L'importance des infirmières libérales va bien au-delà de la simple notion de déplacement. Elles sont une pièce maîtresse, souvent invisible, de notre système de santé. Leur action permet de désengorger les urgences hospitalières, de réduire la durée des séjours à l'hôpital et d'offrir une alternative humaine et personnalisée à l'institutionnalisation. Pour une personne âgée, pouvoir rester chez elle, entourée de ses souvenirs et de sa famille, tout en recevant les soins nécessaires, est un facteur déterminant de qualité de vie et de guérison.

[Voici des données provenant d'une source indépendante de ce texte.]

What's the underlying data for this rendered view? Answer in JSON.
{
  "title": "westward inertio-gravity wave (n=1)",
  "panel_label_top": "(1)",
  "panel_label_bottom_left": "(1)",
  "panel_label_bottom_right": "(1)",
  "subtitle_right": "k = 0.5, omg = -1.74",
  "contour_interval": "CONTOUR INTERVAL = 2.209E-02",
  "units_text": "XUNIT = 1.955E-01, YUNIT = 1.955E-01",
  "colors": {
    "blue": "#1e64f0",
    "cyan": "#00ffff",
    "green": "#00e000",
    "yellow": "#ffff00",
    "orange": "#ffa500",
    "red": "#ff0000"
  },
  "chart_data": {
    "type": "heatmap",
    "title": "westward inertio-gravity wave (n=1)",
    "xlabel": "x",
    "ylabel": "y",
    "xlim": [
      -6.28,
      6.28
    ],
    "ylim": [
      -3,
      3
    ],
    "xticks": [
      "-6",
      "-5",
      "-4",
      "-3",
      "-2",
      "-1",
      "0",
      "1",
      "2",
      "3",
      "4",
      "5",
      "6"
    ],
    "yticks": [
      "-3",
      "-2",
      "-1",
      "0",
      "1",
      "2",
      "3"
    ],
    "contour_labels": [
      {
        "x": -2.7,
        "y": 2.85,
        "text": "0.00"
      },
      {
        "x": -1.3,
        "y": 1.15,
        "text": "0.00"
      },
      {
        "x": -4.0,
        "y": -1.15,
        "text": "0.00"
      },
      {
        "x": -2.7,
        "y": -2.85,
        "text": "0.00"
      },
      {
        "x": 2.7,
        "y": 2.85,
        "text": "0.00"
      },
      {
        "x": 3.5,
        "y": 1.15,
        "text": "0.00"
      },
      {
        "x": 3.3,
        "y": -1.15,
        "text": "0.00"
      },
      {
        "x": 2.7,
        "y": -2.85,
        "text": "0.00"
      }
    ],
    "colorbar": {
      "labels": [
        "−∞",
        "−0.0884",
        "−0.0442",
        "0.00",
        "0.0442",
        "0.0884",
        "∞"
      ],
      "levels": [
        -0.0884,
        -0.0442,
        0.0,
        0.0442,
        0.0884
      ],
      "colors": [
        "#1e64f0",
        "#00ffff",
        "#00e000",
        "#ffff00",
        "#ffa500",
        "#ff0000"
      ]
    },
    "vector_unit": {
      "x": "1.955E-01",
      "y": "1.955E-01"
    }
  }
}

De plus, dans des territoires comme les Côtes-d'Armor, caractérisés par une ruralité marquée et un accès parfois difficile aux structures médicales, l'infirmière libérale est bien souvent la seule professionnelle de santé qui se déplace jusqu'au patient. Elle est la sentinelle du domicile, celle qui détecte les aggravations, qui coordonne avec le médecin traitant, qui rassure les familles. Leur disparition progressive ou la diminution de leurs capacités d'intervention aurait des répercussions sociales et sanitaires catastrophiques. Ce sont des lits d'hôpitaux qu'il faudrait retrouver, des urgences encore plus saturées, et surtout, des patients laissés pour compte, isolés et vulnérables.
L'oubli des infirmières libérales dans les dispositifs d'aide au carburant n'est donc pas seulement une injustice professionnelle ; c'est une menace directe pour l'équité territoriale en matière de santé, et pour la capacité de notre société à prendre soin de ses membres les plus fragiles. C'est ignorer que l'investissement dans leur mobilité est, en réalité, un investissement dans la résilience et l'humanité de notre système de santé.
Quelles solutions urgentes pour éviter la panne générale des soins à domicile ?
Face à ce constat alarmant, les demandes des infirmières libérales, portées par Sandrina Mendes et la FNI, sont claires : il faut une aide spécifique et urgente. Les solutions existent et doivent être mises en œuvre sans délai. La première piste serait une revalorisation significative et immédiate des indemnités kilométriques, prenant en compte le coût réel du carburant et l'usure des véhicules, qui sont les outils de travail de ces professionnelles. Cette revalorisation ne devrait pas être un simple ajustement symbolique, mais une mesure d'ampleur, indexée sur l'évolution des prix.
Une autre approche pourrait consister en la mise en place d'un dispositif d'aide directe, sous forme de subvention ou de "chèque carburant" ciblé, spécifiquement dédié aux professionnels de santé libéraux dont la mobilité est avérée et indispensable à leur exercice. Ce mécanisme, facile à déployer, garantirait que l'aide arrive directement là où elle est la plus nécessaire, sans les lourdeurs administratives ou les biais des dispositifs plus généraux.
Enfin, une réflexion de fond sur la reconnaissance de la pénibilité et des charges spécifiques liées à l'exercice libéral en zone rurale ou semi-rurale est impérative. Il ne s'agit pas seulement de boucher un trou, mais de repenser la juste rémunération d'une profession dont l'engagement est sans faille. Le gouvernement a une responsabilité directe : celle de reconnaître le rôle pivot des infirmières libérales et de leur fournir les moyens nécessaires pour continuer à veiller sur nos concitoyens. Sans action rapide, ce sont des milliers de patients qui risquent de payer le prix fort de cet "oubli" coupable, menaçant ainsi l'accès aux soins de proximité et la solidarité territoriale. La balle est dans le camp des décideurs : l'urgence, elle, est déjà à nos portes.